Even in the face of evidence that suggests otherwise, Trump persists with his claim that the Democrats are the main agents of voter fraud. In the 2016 election, however, efforts at infiltrating the ballot box have largely come from Trump supporters — or Trump himself.

Just last week, a band of merry internet trolls looking to Make America Great Again circulated false ads on Twitter encouraging Clinton supporters not to wait until Nov. 8 to cast their ballots, but to text their votes to a fake number where they would never be counted. If the election were rigged, it would seem that Trump supporters are the ones rigging it.

And yet the numbers indicate that voter fraud is incredibly rare. According to NBC, a News21 analysis of 2,068 instances of alleged fraud nationwide during the elections between 2000 and 2012 pinpointed just 10 cases of voter impersonation in a pool of about 146 million total voters.

In 2007, the New York Times published results of a five-year review of voter fraud allegations. It found "virtually no evidence of any organized effort to skew federal elections," noting that while about 120 people had been charged with voter fraud, only 86 had been convicted. Further, many of those convictions appeared to result from legitimate mistakes — such as improperly completed paperwork — either on the part of the voter or election officials, rather than concerted efforts to game the system.
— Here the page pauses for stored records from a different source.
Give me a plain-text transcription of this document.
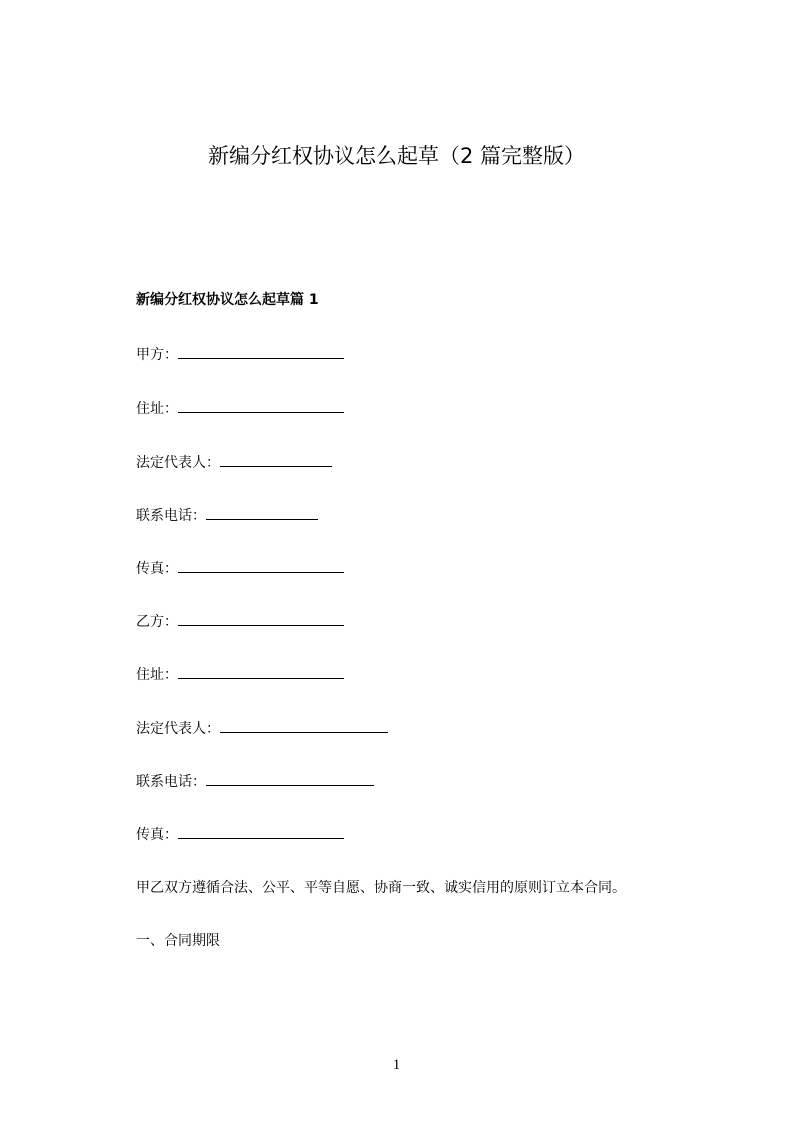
新编分红权协议怎么起草（2 篇完整版）
新编分红权协议怎么起草篇 1
甲方：
住址：
法定代表人：
联系电话：
传真：
乙方：
住址：
法定代表人：
联系电话：
传真：
甲乙双方遵循合法、公平、平等自愿、协商一致、诚实信用的原则订立本合同。
一、合同期限
1
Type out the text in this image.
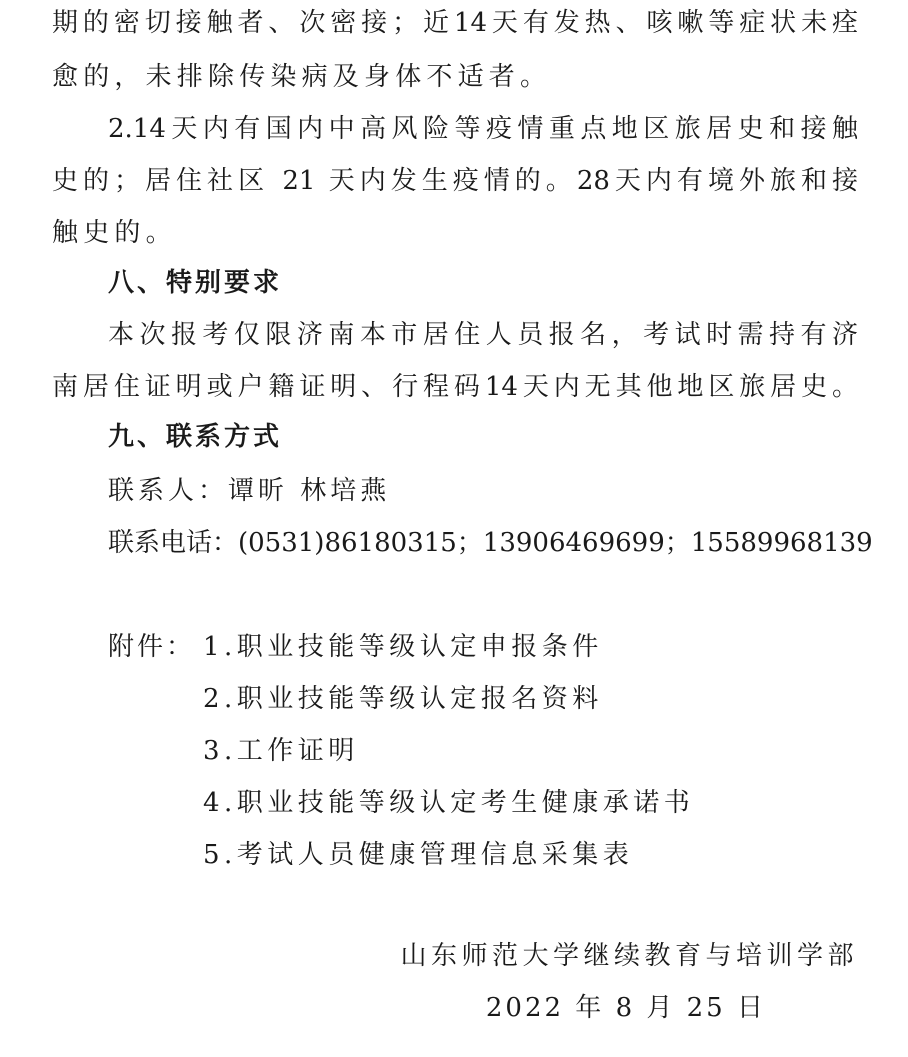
期的密切接触者、次密接；近14天有发热、咳嗽等症状未痊
愈的，未排除传染病及身体不适者。
2.14天内有国内中高风险等疫情重点地区旅居史和接触
史的；居住社区 21 天内发生疫情的。28天内有境外旅和接
触史的。
八、特别要求
本次报考仅限济南本市居住人员报名，考试时需持有济
南居住证明或户籍证明、行程码14天内无其他地区旅居史。
九、联系方式
联系人：谭昕 林培燕
联系电话：(0531)86180315；13906469699；15589968139
附件： 1.职业技能等级认定申报条件
2.职业技能等级认定报名资料
3.工作证明
4.职业技能等级认定考生健康承诺书
5.考试人员健康管理信息采集表
山东师范大学继续教育与培训学部
2022 年 8 月 25 日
Justin Levitt, a professor at Loyola Law School in Los Angeles, tracked voter fraud for many years. In a 2014 Washington Post article, Levitt wrote that he'd pinpointed 31 cases of voter fraud since 2000. He counted "general, primary, special and municipal elections," noting that general elections and primaries generated over 1 billion ballots in those 14 years. Based on Levitt's findings, the incidence of voter fraud is so low as to be negligible.

He's not the only one to come to that conclusion, either. The Washington Post has a fun interactive graphic that illustrates just how rare in-person voter fraud is. (The short answer: very.)

There seems to be another explanation for Trump's tantrums. According to Columbia University professor Lorraine C. Minnite, we can attribute the paranoia over voter fraud, at least in part, to "unsubstantiated or false claims by the loser of a close race."

And indeed, it seems unlikely that Trump would continue to rant about voter fraud if he enjoyed a comfortable lead. Unfortunately for him, he doesn't.